This has been rejected before. The core issue is that it is not a very useful operation because it consumes the iterator.

Also, this isn’t an operation worth optimizing because most iterators that do something interesting are already slower than a genexp inside a sum().

dg-pb · May 10, 2024, 9:15pm

Thanks for this.

First point is very valid. This is the main reason why its usage is low.

Second point is valid from POV of when iterators are used in producer/consumer manner - i.e. iterating over hefty (especially in memory) payloads.
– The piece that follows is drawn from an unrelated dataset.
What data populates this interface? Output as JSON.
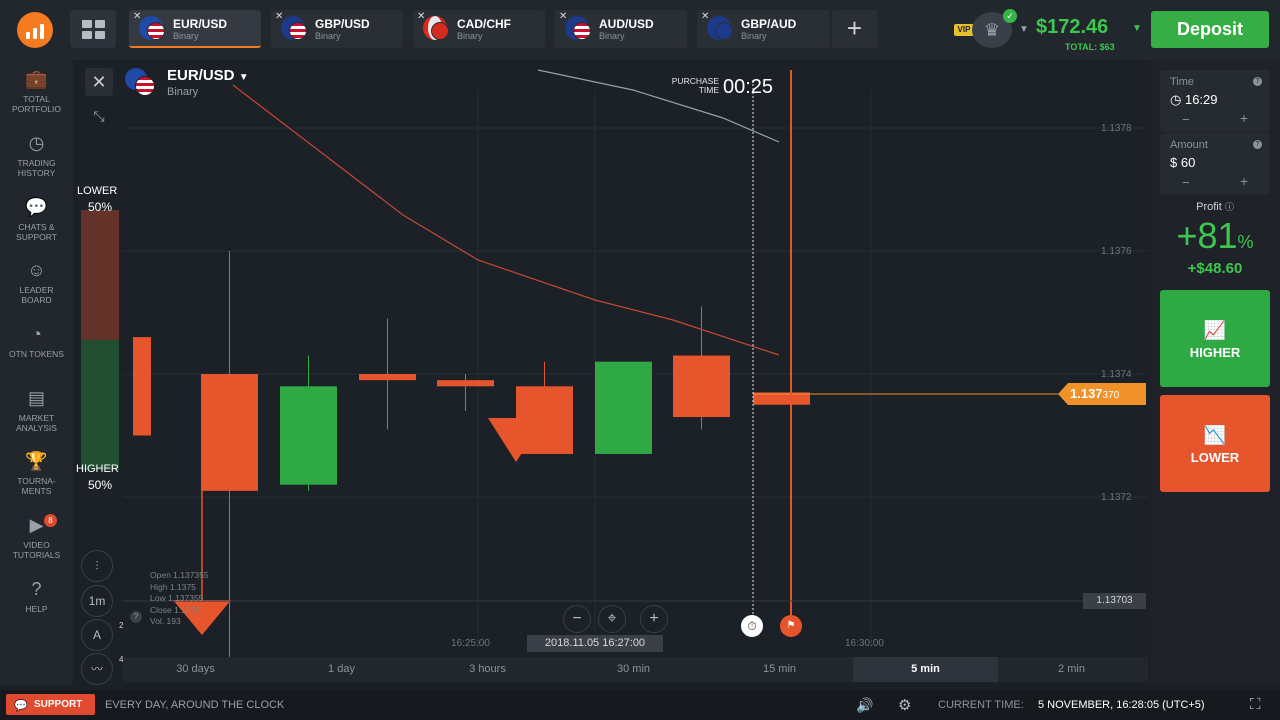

However, iterators are also being used in a casual manner in various algorithms, where elements of iterators are simply numbers or strings. ilen in these cases is a small building component and is used in other recipes. Thus, its performance has a wider impact. E.g.:

# Call function n times (iterator consumer application instead of `deque`)
%timeit ilen(itl.starmap(f, itl.repeat((), n)))
# C: 3.4 ms (ilen here takes 1.4ms)
# Py: 5.6 ms (ilen here takes 3.6ms >50%)

# Append elements iterator to list, where it needs to be done element-by-element
def foo(rng):
       a = list()
       ilen(map(a.append, rng))
%timeit foo(range(100_000))
# C: 3.8 ms (ilen: 1.4ms 50%)
# Py: 5 ms (ilen: 3.6ms >70%)

Not trying to argue that there are very big benefits, but I am looking at this from perspective of benefit/cost ratio, and cost here is negligible:
a) Implementation cost - minimal
b) Maintenance cost - minimal

Also, there are no ambiguities in naming or implementation. ilen function name is not going to be more sensible for anything else.

Given the cost is so low, I think that the judgement has to account for it appropriately.

I think this at least deserves another consideration. After all, I see that this has been proposed at least 2 times already.